Sudden protest in Tehran metro as unrest continues in Khuzestan
Iranian social media users on Tuesday morning reported a spontaneous anti-government protest by hundreds of commuters at a busy metro station in the west of the capital, Tehran, as protests continued for a fifth consecutive night in many. towns in the province of Khuzestan.
Videos posted on social media show crowds wearing singing masks “Down with the Islamic Republic“and down with the institution of the Supreme Leader.
In recent years, Iranians have increasingly accused Supreme Leader Ali Khamenei of increasing the country’s problems and, in past protests, chanted “Death to the Dictator”.
Twitterati says the spontaneous protest and chanting started in one of the women-only subway cars at Sadeghiyeh subway station in a densely populated area in the west of the capital on Tuesday morning and spread to the rest of the huge crowd waiting on the quay.
Officials have yet to comment on the Tehran metro incident.
The incident occurred due to authorities’ inability to make an appropriate announcement of the change in train schedules in a lockdown in the capital that began on Tuesday. According to Twitterati, the number of metro cars has also been reduced due to the lockdown. With fewer trains running at longer intervals, the platforms became overcrowded.
Tehran was stranded for six days on Tuesday due to a recent spike in Covid cases which, according to Tehran City Council Chairman Mohsen Hashemi, kills more than 100 per day. All government offices were closed during the lockdown and travel to and from the capital was very limited.
Since July 15, there have been protests in more than ten towns and villages in the oil-rich province of Khuzestan against the water shortage. New reports emerged on Monday evening that residents of Kouy-e Alavi and Shelangabad and several other districts in the capital of Ahvaz province joined the protests which were on their fifth night. Residents blame the government for years of mismanagement and building too many unnecessary dams that prevent water from reaching urban water reservoirs and farmland.

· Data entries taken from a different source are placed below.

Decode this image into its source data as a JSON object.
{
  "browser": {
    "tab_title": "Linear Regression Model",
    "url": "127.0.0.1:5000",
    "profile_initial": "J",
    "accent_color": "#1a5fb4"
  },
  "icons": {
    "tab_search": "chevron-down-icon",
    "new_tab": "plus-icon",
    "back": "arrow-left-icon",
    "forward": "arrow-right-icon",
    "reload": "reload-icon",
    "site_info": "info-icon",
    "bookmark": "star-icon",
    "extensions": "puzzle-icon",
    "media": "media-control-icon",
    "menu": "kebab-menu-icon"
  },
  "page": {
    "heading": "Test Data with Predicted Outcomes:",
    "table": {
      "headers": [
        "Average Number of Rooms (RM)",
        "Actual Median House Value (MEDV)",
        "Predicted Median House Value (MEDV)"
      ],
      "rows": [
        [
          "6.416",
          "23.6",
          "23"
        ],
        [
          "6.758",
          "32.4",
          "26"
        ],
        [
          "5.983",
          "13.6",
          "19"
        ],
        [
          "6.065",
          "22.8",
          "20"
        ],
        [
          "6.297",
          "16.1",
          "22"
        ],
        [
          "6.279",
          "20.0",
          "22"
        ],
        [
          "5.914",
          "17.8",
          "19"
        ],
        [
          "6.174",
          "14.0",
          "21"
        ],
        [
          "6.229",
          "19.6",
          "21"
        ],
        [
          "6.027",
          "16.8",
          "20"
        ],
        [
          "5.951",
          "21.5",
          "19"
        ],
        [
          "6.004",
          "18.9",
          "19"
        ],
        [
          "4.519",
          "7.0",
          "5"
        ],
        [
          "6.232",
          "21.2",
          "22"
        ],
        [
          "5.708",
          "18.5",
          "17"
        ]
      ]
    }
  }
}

According to social media, special units of riot police and Revolutionary Guards have been dispatched to the area. Videos posted on Twitter show hundreds of protesters in Ahvaz throwing stones at the security forces. Gunshots can be heard in the background in some videos. Since Thursday, at least two demonstrators have been shot dead in Khuzestan.
Other videos posted to Twitter on Monday also show a crowd singing in arabic in support of Khuzestani protesters at Imam Reza’s shrine in the holy city of Mashhad, eastern Iran, on Sunday evening. Khuzestan has a large Arabic-speaking rural population that has been hit hard by water shortages.